The project leverages the fundamental principles of games as a medium of agency.2 Using the large table game board as a representational tool for our shared domain, players in DRAWDOWN are tasked with the shared responsibility of mitigating carbon outputs through the introduction of drawdown technologies while maintaining critical public programs. The game revolves around specific agents and affordances: Operations, Programs, Emission Rate, Decarbonization Rate, and Resources.

  • Operations are a suite of decarbonization technologies/processes that decrease GHG emissions based on a set decarbonization rate.
  • Programs are a suite of public infrastructure and institutions that release CO2 at a set emissions rate.
  • Players are tasked to collaboratively build decarbonization solutions (Operations) on the board to mitigate the carbon emissions of critical public infrastructure (Programs). This orchestration and management of decelerating greenhouse gases is mediated through essential resources: CO2, H2O, food, and energy.
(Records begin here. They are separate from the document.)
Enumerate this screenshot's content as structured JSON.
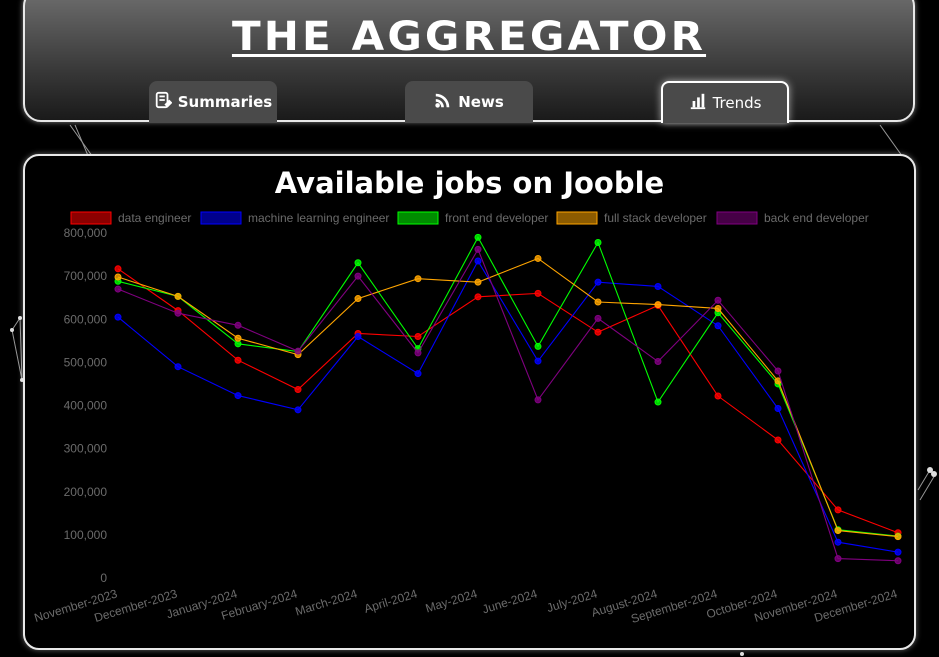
{
  "site": {
    "title": "THE AGGREGATOR"
  },
  "nav": {
    "tabs": [
      {
        "label": "Summaries",
        "icon": "document-edit-icon",
        "active": false
      },
      {
        "label": "News",
        "icon": "rss-icon",
        "active": false
      },
      {
        "label": "Trends",
        "icon": "bar-chart-icon",
        "active": true
      }
    ]
  },
  "chart_data": {
    "type": "line",
    "title": "Available jobs on Jooble",
    "categories": [
      "November-2023",
      "December-2023",
      "January-2024",
      "February-2024",
      "March-2024",
      "April-2024",
      "May-2024",
      "June-2024",
      "July-2024",
      "August-2024",
      "September-2024",
      "October-2024",
      "November-2024",
      "December-2024"
    ],
    "ylim": [
      0,
      800000
    ],
    "yticks": [
      "0",
      "100,000",
      "200,000",
      "300,000",
      "400,000",
      "500,000",
      "600,000",
      "700,000",
      "800,000"
    ],
    "grid": false,
    "legend_position": "top",
    "series": [
      {
        "name": "data engineer",
        "color": "#ff0000",
        "values": [
          717000,
          620000,
          505000,
          437000,
          567000,
          560000,
          652000,
          660000,
          570000,
          632000,
          422000,
          320000,
          158000,
          105000
        ]
      },
      {
        "name": "machine learning engineer",
        "color": "#0000ff",
        "values": [
          605000,
          490000,
          423000,
          390000,
          560000,
          474000,
          735000,
          503000,
          686000,
          676000,
          585000,
          393000,
          83000,
          60000
        ]
      },
      {
        "name": "front end developer",
        "color": "#00ff00",
        "values": [
          688000,
          653000,
          543000,
          525000,
          731000,
          532000,
          790000,
          537000,
          778000,
          408000,
          615000,
          450000,
          112000,
          97000
        ]
      },
      {
        "name": "full stack developer",
        "color": "#ffa500",
        "values": [
          698000,
          653000,
          556000,
          518000,
          648000,
          694000,
          686000,
          741000,
          640000,
          634000,
          625000,
          457000,
          110000,
          96000
        ]
      },
      {
        "name": "back end developer",
        "color": "#800080",
        "values": [
          670000,
          614000,
          586000,
          526000,
          700000,
          522000,
          762000,
          413000,
          602000,
          502000,
          644000,
          480000,
          45000,
          40000
        ]
      }
    ]
  }
}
Research for the Operations database comes from Paul Hawken and Project Drawdown3 who have compiled the most effective solutions to lowering GHG emissions, the majority of which are rooted outside of architecture. These processes encourage architects to look beyond the discipline to unlock the design potentials of industrial, agricultural, energy, and carbon capture operations. The game design further asserts architectural agency in analyzing and representing these technical solutions based on their inputs and outputs while celebrating the formal and aesthetic eccentricities of each proposed solution as components of a near-future drawn-down city.
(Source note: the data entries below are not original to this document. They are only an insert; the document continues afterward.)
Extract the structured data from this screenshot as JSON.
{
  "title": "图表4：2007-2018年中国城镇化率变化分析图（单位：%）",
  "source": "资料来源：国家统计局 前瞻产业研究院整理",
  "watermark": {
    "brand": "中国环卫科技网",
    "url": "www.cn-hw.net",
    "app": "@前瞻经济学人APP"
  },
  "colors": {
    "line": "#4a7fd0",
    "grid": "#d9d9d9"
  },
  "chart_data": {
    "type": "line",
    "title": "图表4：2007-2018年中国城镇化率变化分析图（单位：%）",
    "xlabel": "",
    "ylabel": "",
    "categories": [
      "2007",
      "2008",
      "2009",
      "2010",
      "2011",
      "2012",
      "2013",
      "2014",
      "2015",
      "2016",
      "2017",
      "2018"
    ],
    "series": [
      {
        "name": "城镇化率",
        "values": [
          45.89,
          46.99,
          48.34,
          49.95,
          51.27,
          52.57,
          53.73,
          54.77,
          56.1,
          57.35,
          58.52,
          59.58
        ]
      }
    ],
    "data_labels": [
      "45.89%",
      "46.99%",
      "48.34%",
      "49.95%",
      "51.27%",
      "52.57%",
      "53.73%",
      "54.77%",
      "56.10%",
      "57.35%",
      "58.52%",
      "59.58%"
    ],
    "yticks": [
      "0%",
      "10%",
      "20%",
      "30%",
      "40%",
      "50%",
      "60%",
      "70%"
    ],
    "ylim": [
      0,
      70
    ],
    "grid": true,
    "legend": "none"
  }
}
The DRAWDOWN game is an active form4 that represents the constant flux and continual work involved in moving towards decarbonization in our building stock. It addresses the equation that solutions require
resources, and that environmental stewardship relies on considering solutions at multiple scales, even when they come into direct conflict with one another. The game also acknowledges that climate activism from an architectural perspective requires deep engagement with science, technology, and extra-disciplinary research. Modeling the entanglement between public stewardship and infrastructural strategy, the game prioritizes banal and non-canonical architectural typologies as complicated pieces to solving the climate puzzle. Nonetheless, envisioning a sustainable world requires bold, joyful imagination that exceeds the pragmatism of science and policy. By working through games, architects can explore both the object and process aesthetics5 of designing for climate change. Players are encouraged to embrace a simultaneous sense of urgency and euphoria as they play together to cool the planet.
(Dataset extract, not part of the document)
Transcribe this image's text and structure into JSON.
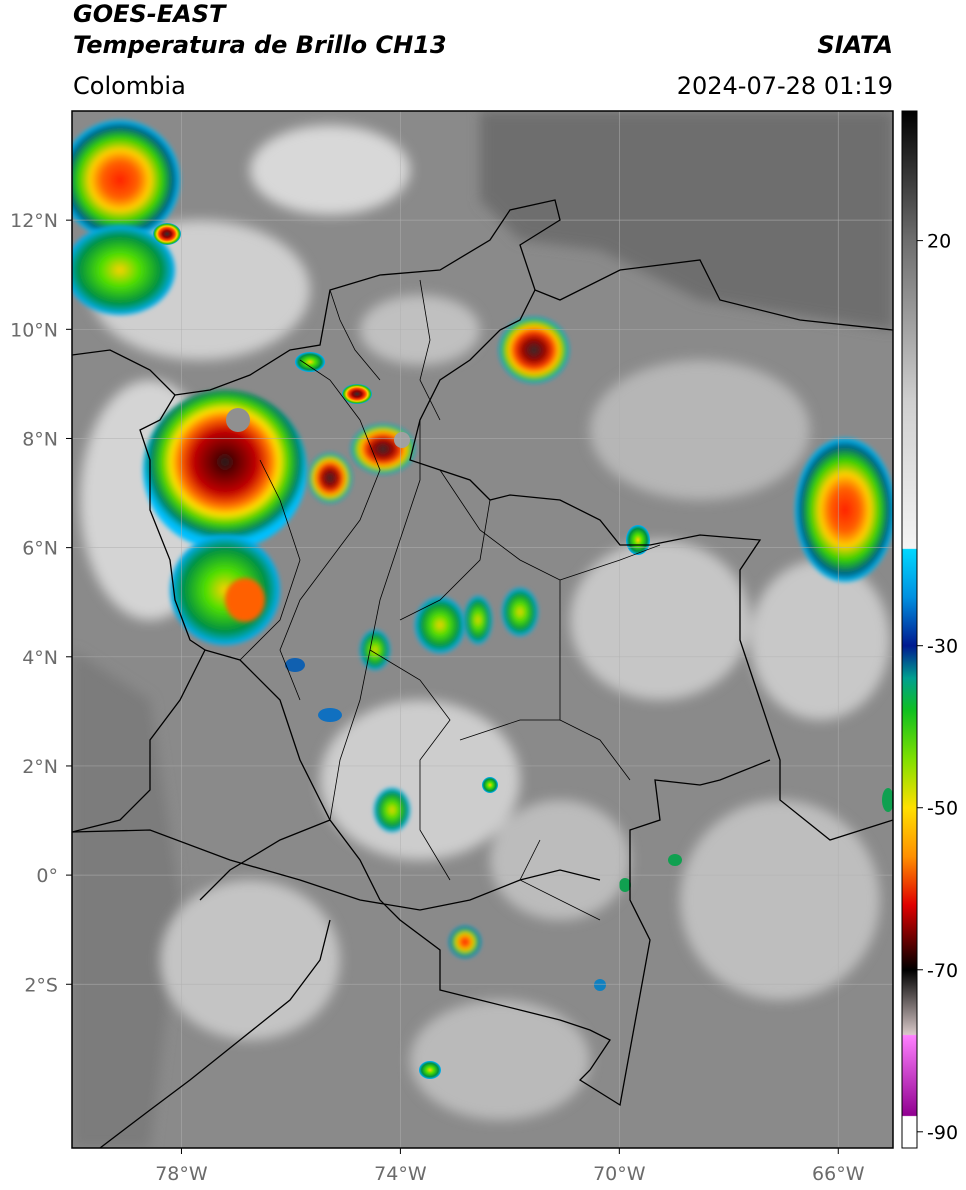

The project is executed in collaboration with Alana Dunne, Hytham Jaraba, Sarah Lunow, Nathan Magee, and Drew Running through the Support for Undergraduate Research Fellows (SURF) program, with generous support from the University of Wisconsin-Milwaukee School of Architecture and Urban Planning Fitzhugh Scott Fellowship.

1 Keller Easterling, Medium Design: Knowing How to Work on the World (London: Verso, 2021), 11.

2 C. Thi Nguyen, Games: Agency as Art, abstract (New York: Oxford University Press, 2020)

3 “Solutions,” Project Drawdown, accessed June 7, 2022, https://drawdown.org/solutions.

4 Keller Easterling, Medium Design: Knowing How to Work on the World, 39.

5 C. Thi. Nguyen, “Are We Measuring Our Lives in All the Wrong Ways?” February 25, 2022, in The Ezra Klein Show, produced by The New York Times, podcast, mp3 audio, 1:04:27.